BBC: "Reyhaneh Jabbari was hanged at dawn in a Tehran prison despite a local and international campaign calling for a reprieve."
One of those campaigns was lead by Amnesty International. The human rights organization called Jabbari's death "another bloody stain on Iran’s human rights record. ... Once again Iran has insisted on applying the death penalty despite serious concerns over the fairness of the trial.”
A little bit of back story — Jabbari said she did stab her boss Morteza Sarbandi after he attempted to assault her. Voice of America reports during the trial there was testimony claiming Jabbari told a friend she was planning to kill her boss and bought a knife just two days before the incident. But it's unclear who gave that testimony.
Jabbari was sentenced to execution under Iran's "eye for an eye" judicial principle. The U.S. has condemned the country's decision, claiming "There were serious concerns with the fairness of the trial and the circumstances surrounding this case, including reports of confessions made under severe duress."

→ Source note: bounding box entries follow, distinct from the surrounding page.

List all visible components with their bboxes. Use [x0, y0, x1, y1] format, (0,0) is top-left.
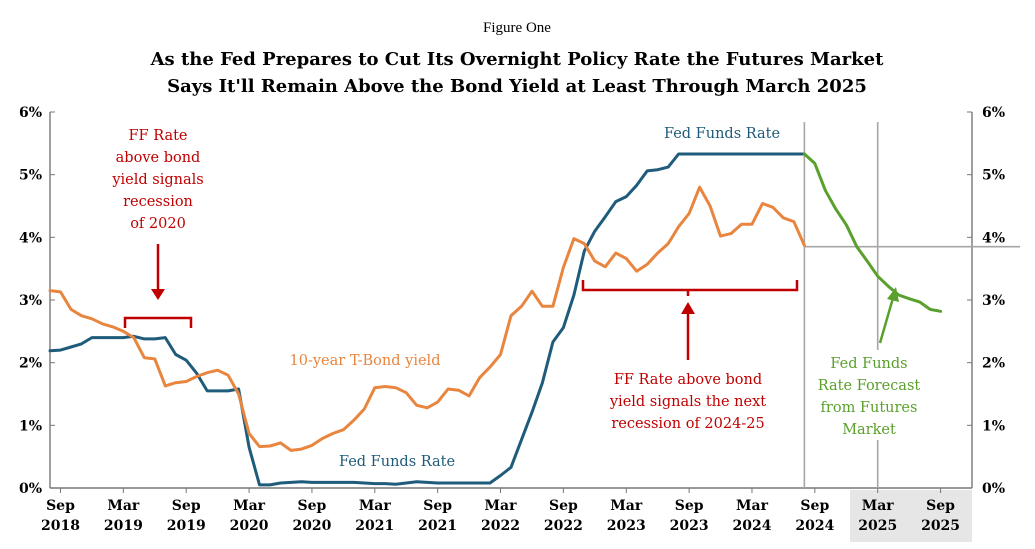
x-tick-year-9: 2023	[607, 518, 646, 534]
tbond-yield-line	[48, 185, 806, 452]
x-tick-year-11: 2024	[732, 518, 771, 534]
x-tick-month-13: Mar	[862, 498, 895, 514]
x-tick-year-12: 2024	[795, 518, 834, 534]
forecast-arrow	[878, 297, 895, 344]
forecast-note-line-3: from Futures	[821, 400, 918, 416]
forecast-note-line-4: Market	[842, 422, 896, 438]
x-tick-month-10: Sep	[675, 498, 704, 514]
x-tick-month-6: Sep	[423, 498, 452, 514]
x-tick-year-7: 2022	[481, 518, 520, 534]
right-note-line-2: yield signals the next	[609, 394, 766, 410]
x-axis: Sep 2018 Mar 2019 Sep 2019 Mar 2020 Sep 2020 Mar 20…	[41, 488, 960, 534]
x-tick-month-8: Sep	[549, 498, 578, 514]
forecast-note-bg	[820, 350, 920, 440]
forecast-note-line-2: Rate Forecast	[818, 378, 921, 394]
left-note-arrowhead	[151, 289, 165, 300]
left-note-line-5: of 2020	[130, 216, 186, 232]
left-note-line-4: recession	[123, 194, 193, 210]
left-note-line-1: FF Rate	[128, 128, 187, 144]
x-tick-year-3: 2020	[230, 518, 269, 534]
right-note-bracket	[581, 280, 799, 292]
chart-title-line-1: As the Fed Prepares to Cut Its Overnight…	[150, 49, 885, 70]
x-tick-month-0: Sep	[46, 498, 75, 514]
fed-funds-rate-line	[48, 152, 806, 487]
tbond-label: 10-year T-Bond yield	[290, 353, 441, 369]
y-tick-left-4: 4%	[19, 230, 42, 246]
x-tick-year-4: 2020	[292, 518, 331, 534]
y-tick-left-6: 6%	[19, 105, 42, 121]
figure-label: Figure One	[483, 20, 551, 36]
x-tick-month-5: Mar	[359, 498, 392, 514]
right-note-line-3: recession of 2024-25	[611, 416, 764, 432]
x-tick-year-6: 2021	[418, 518, 457, 534]
x-tick-month-9: Mar	[610, 498, 643, 514]
x-tick-year-13: 2025	[858, 518, 897, 534]
x-tick-year-0: 2018	[41, 518, 80, 534]
forecast-axis-shade	[850, 490, 972, 542]
x-tick-month-11: Mar	[736, 498, 769, 514]
y-tick-left-0: 0%	[19, 481, 42, 497]
right-note-arrowhead	[681, 302, 695, 314]
y-tick-right-6: 6%	[982, 105, 1005, 121]
right-recession-note: FF Rate above bond yield signals the nex…	[581, 280, 799, 432]
left-note-bracket	[123, 316, 193, 328]
y-axis-right: 0% 1% 2% 3% 4% 5% 6%	[967, 105, 1005, 497]
y-tick-right-0: 0%	[982, 481, 1005, 497]
x-tick-year-10: 2023	[670, 518, 709, 534]
y-tick-right-5: 5%	[982, 168, 1005, 184]
y-tick-right-4: 4%	[982, 230, 1005, 246]
x-tick-month-4: Sep	[298, 498, 327, 514]
left-note-line-2: above bond	[116, 150, 201, 166]
forecast-note: Fed Funds Rate Forecast from Futures Mar…	[818, 287, 921, 440]
x-tick-month-3: Mar	[233, 498, 266, 514]
forecast-arrowhead	[887, 287, 899, 302]
fed-funds-label-top: Fed Funds Rate	[664, 126, 780, 142]
left-recession-note: FF Rate above bond yield signals recessi…	[111, 128, 204, 328]
y-tick-left-5: 5%	[19, 168, 42, 184]
y-tick-right-1: 1%	[982, 418, 1005, 434]
series-layer	[48, 152, 943, 487]
annotations: Fed Funds Rate Fed Funds Rate 10-year T-…	[111, 126, 920, 470]
forecast-note-line-1: Fed Funds	[830, 356, 907, 372]
x-tick-year-2: 2019	[167, 518, 206, 534]
chart-title-line-2: Says It'll Remain Above the Bond Yield a…	[167, 76, 867, 97]
y-tick-left-3: 3%	[19, 293, 42, 309]
x-tick-year-8: 2022	[544, 518, 583, 534]
y-tick-left-2: 2%	[19, 356, 42, 372]
y-tick-right-3: 3%	[982, 293, 1005, 309]
x-tick-month-2: Sep	[172, 498, 201, 514]
x-tick-month-14: Sep	[926, 498, 955, 514]
x-tick-month-7: Mar	[485, 498, 518, 514]
x-tick-month-12: Sep	[800, 498, 829, 514]
x-tick-year-5: 2021	[355, 518, 394, 534]
fed-funds-label-bottom: Fed Funds Rate	[339, 454, 455, 470]
y-axis-left: 0% 1% 2% 3% 4% 5% 6%	[19, 105, 55, 497]
y-tick-left-1: 1%	[19, 418, 42, 434]
ff-forecast-line	[802, 152, 943, 313]
right-note-line-1: FF Rate above bond	[614, 372, 762, 388]
left-note-line-3: yield signals	[111, 172, 203, 188]
x-tick-year-14: 2025	[921, 518, 960, 534]
y-tick-right-2: 2%	[982, 356, 1005, 372]
x-tick-month-1: Mar	[107, 498, 140, 514]
x-tick-year-1: 2019	[104, 518, 143, 534]
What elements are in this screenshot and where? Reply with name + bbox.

Amnesty International says that included torture. It also claims the court ignored Jabbari's claim that a third person was involved in the stabbing, refusing to look into it.
Al Jazeera reports, Jabbari also had support from high-profile public figures in her own country, including prominent actors.
But regardless of the outcry surrounding her death sentence, the BBC reports Sarbandi's family refused to grant a reprieve for Jabbari, claiming she failed to prove she was acting in self defense.
According to the United Nations, which has asked Iran to place a moratorium on executions, as of May 170 people have been executed in the country this year — with many more inmates on death row awaiting a similar fate.